PC VR Gaming on Mac: OpenXR OSX Expands the Ecosystem
PC VR gaming has traditionally revolved around Windows, leaving Mac users on the sidelines despite the power of modern M‑series chips. macOS historically suffered from sporadic and short-lived headset support: early Oculus runtimes disappeared, HTC Vive compatibility required bulky adapters, and eventually that support was dropped as well. OpenXR OSX is attempting to change this dynamic. The project provides an OpenXR runtime for macOS—essentially a barebones “SteamVR for Mac”—along with a thin client that runs on standalone headsets such as Quest 2 and Quest 3, and an experimental client for Apple Vision Pro. PCVR games built on OpenXR can run on a Mac and stream to these headsets, opening the door for PC VR gaming on Mac without waiting for official platform support. By expanding the addressable hardware base, OpenXR OSX could make VR development on Mac more viable and encourage developers to consider cross‑platform PC VR from the outset.

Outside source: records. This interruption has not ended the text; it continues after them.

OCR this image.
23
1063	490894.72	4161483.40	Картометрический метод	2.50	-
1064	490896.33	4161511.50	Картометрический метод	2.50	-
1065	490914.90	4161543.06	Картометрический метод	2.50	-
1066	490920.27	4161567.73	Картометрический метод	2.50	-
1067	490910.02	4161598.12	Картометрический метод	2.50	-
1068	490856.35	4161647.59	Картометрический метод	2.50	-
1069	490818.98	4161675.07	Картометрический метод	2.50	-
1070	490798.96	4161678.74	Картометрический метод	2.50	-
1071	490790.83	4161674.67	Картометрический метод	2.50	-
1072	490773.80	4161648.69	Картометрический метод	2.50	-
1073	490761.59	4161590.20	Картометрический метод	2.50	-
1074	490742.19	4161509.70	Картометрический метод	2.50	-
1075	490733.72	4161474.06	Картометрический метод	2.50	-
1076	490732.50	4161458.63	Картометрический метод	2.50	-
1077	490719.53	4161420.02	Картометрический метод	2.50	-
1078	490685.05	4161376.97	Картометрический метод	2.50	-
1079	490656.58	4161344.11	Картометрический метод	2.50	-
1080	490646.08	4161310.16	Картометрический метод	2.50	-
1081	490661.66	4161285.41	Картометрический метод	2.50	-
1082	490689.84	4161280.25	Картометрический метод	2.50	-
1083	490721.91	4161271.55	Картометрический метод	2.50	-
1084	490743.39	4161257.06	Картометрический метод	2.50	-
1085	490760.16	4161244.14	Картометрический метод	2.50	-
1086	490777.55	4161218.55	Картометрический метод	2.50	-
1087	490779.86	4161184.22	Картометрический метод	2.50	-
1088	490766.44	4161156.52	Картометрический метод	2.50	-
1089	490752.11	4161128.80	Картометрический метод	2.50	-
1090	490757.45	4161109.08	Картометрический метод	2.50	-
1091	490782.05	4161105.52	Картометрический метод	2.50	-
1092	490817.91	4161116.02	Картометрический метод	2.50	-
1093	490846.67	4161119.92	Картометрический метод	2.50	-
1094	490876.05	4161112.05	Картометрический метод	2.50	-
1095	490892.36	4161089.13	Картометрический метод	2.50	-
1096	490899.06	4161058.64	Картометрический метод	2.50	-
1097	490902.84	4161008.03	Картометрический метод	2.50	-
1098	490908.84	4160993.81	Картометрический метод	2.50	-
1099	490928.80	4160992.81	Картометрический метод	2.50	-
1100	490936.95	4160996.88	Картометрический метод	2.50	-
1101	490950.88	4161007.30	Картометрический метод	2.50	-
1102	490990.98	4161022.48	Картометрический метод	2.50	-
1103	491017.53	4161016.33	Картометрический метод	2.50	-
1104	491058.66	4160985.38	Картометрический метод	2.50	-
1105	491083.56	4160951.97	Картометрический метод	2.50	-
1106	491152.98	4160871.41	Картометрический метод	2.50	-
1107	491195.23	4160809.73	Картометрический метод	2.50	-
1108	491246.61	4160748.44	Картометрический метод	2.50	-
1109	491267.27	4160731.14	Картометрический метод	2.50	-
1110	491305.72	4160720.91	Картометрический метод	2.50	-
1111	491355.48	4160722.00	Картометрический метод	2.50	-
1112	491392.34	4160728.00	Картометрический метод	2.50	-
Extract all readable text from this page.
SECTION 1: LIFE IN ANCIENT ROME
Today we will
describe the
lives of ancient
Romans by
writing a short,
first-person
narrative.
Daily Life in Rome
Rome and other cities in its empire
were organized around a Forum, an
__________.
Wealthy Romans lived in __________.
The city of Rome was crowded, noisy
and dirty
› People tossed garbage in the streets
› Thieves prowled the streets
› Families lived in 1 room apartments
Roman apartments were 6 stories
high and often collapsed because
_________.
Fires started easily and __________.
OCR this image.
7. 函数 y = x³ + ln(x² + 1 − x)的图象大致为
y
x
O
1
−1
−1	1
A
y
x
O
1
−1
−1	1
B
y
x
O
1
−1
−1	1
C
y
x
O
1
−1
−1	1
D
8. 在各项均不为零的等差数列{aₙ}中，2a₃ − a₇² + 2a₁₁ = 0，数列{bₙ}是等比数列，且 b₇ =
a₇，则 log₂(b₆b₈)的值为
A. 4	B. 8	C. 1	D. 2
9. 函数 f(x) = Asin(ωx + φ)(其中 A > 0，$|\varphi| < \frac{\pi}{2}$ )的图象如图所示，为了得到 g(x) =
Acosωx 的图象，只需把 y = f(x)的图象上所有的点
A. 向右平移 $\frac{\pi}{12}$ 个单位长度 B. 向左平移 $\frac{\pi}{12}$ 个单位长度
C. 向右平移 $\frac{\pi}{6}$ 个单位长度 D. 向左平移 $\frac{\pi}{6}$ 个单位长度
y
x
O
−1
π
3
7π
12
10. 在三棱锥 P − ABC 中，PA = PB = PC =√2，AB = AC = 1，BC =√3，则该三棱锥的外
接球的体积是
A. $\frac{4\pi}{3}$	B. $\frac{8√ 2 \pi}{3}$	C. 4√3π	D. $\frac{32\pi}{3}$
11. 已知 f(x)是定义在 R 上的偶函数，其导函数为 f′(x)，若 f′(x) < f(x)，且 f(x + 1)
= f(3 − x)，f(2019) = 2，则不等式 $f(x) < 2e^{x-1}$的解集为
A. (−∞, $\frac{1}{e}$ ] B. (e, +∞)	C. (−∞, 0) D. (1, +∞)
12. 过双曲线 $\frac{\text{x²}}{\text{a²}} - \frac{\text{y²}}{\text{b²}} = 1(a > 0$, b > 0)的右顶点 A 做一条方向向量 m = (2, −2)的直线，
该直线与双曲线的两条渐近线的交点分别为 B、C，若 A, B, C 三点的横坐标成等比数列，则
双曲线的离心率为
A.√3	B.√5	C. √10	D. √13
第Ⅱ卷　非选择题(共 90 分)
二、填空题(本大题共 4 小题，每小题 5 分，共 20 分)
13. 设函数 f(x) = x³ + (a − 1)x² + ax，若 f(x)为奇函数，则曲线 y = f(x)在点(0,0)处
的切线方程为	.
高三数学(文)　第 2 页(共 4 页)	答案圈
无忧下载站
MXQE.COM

Spatial Computing Gaming and the High-End Niche
While mainstream VR gaming hardware gravitates toward accessible standalone devices, a parallel push is redefining the high end through spatial computing gaming. Apple Vision Pro, positioned more as a mixed reality and productivity device than a traditional console, has started to attract showcase experiences. iRacing’s new support for the headset blends a physical racing rig and the virtual cockpit, aligning real steering wheels and showing the player’s hands inside the digital environment. Using techniques like foveated streaming, a powerful PC handles physics and high-fidelity rendering, then wirelessly streams frames to visionOS. This setup delivers exceptional immersion but relies on expensive, complex hardware and a subscription-based sim platform, keeping it firmly in the niche enthusiast segment. Still, it demonstrates how future-facing VR market trends at the premium tier may prioritize realism and spatial coherence over mass-market adoption, influencing design expectations across the ecosystem.

Fewer Platforms, Deeper Experiences: Where VR Gaming Goes Next
Taken together, these shifts point toward a VR landscape that is consolidating around fewer, more capable platforms. Mobile VR’s exit reduces fragmentation, while standalone VR headsets and robust PC VR ecosystems—now tentatively expanding to Mac via projects like OpenXR OSX—provide clearer targets for developers. Consumers benefit from simpler choices: untethered convenience with devices like Quest 3 and 3S, console integration via PlayStation VR2, or premium spatial computing gaming on systems such as Apple Vision Pro and high-end PC headsets. This consolidation encourages studios to invest in richer, longer-lasting games and mixed reality experiences rather than short-lived experiments tied to specific phones or accessories. As hardware continues to improve in display quality, tracking, and comfort, the VR gaming hardware race is less about adding more platforms and more about deepening the experiences on the ones that remain.